O ministro da Fazenda, Dario Durigan, revelou que a equipe econômica do governo está monitorando de perto o impacto do fim da chamada “taxa das blusinhas”. O aumento nas encomendas internacionais motivou o governo a considerar a possibilidade de propor ao presidente Luiz Inácio Lula da Silva o retorno da taxação que incide sobre compras abaixo de US$ 50.
Em entrevista à “Rádio Jornal”, Durigan destacou que a revogação da taxa em maio foi um experimento para avaliar os reflexos na economia nacional. A avaliação preliminar indica um aumento significativo nas importações desses produtos, o que levanta questionamentos sobre a equidade para os produtores locais.
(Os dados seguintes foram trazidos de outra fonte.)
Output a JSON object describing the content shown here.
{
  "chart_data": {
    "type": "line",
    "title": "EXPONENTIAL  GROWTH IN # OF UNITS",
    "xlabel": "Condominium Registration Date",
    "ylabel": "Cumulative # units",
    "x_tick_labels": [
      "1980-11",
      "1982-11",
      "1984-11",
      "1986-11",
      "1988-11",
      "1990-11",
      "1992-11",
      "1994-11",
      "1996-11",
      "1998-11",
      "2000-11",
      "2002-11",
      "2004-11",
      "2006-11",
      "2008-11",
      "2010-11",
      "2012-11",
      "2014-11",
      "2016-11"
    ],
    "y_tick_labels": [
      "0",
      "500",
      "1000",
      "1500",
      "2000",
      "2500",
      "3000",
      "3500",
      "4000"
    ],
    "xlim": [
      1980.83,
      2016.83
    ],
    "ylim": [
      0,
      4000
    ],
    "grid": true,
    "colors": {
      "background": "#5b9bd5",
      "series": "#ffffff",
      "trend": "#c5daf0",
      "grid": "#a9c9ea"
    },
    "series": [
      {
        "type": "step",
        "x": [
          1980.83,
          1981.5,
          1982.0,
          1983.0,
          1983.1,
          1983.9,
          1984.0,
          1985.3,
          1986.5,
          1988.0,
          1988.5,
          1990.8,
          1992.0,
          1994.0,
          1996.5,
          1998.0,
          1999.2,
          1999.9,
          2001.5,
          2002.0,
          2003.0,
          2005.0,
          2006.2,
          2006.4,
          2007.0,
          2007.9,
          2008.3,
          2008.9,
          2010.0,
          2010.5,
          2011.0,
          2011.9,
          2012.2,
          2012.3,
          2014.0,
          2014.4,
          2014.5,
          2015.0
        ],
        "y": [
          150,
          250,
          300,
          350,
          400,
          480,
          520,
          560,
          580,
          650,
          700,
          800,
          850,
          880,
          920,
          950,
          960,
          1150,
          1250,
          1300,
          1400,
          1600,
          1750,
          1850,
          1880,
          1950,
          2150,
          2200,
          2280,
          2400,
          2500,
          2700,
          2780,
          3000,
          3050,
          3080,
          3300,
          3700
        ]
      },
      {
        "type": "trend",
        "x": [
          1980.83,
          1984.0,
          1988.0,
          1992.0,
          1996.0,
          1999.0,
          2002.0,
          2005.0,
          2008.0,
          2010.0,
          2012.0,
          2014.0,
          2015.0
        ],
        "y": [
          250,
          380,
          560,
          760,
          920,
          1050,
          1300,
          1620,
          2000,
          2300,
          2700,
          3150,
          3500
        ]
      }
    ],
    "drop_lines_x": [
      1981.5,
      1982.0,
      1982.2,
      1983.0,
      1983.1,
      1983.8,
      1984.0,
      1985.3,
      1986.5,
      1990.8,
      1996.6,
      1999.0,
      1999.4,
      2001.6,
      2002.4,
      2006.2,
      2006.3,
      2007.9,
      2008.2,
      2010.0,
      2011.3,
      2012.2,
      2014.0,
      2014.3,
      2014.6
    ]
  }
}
A antiga taxação, que cobrava 20% de imposto de importação, era alvo de críticas por encarecer produtos acessíveis aos brasileiros e por dar vantagem a turistas que não precisavam recolher tributos em compras de determinada cota. A revogação, por sua vez, foi consolidada por meio de uma Medida Provisória que, após 120 dias, precisa passar pelo Congresso Nacional para se tornar permanente.
Entidades do varejo, como o Instituto para Desenvolvimento do Varejo, já se manifestaram sobre o aumento nas vendas online de plataformas internacionais. Eles alertam que isso pode impactar negativamente as vendas no varejo tradicional, afetando empregabilidade e investimentos futuros.
Representantes do setor tecnológico também expressaram preocupação, ressaltando que o aumento nas importações deve ser analisado com cautela. Embora a isenção tenha sido considerada um avanço na democratização do consumo, é fundamental garantir que as regras tributárias sejam justas para todos os agentes econômicos.
Com a movimentação de produtores e importadores no Congresso e possíveis ações judiciais, a discussão sobre a taxa das blusinhas promete ser um tema de destaque nas próximas semanas, envolvendo tanto a dinâmica do comércio quanto a política tributária do país.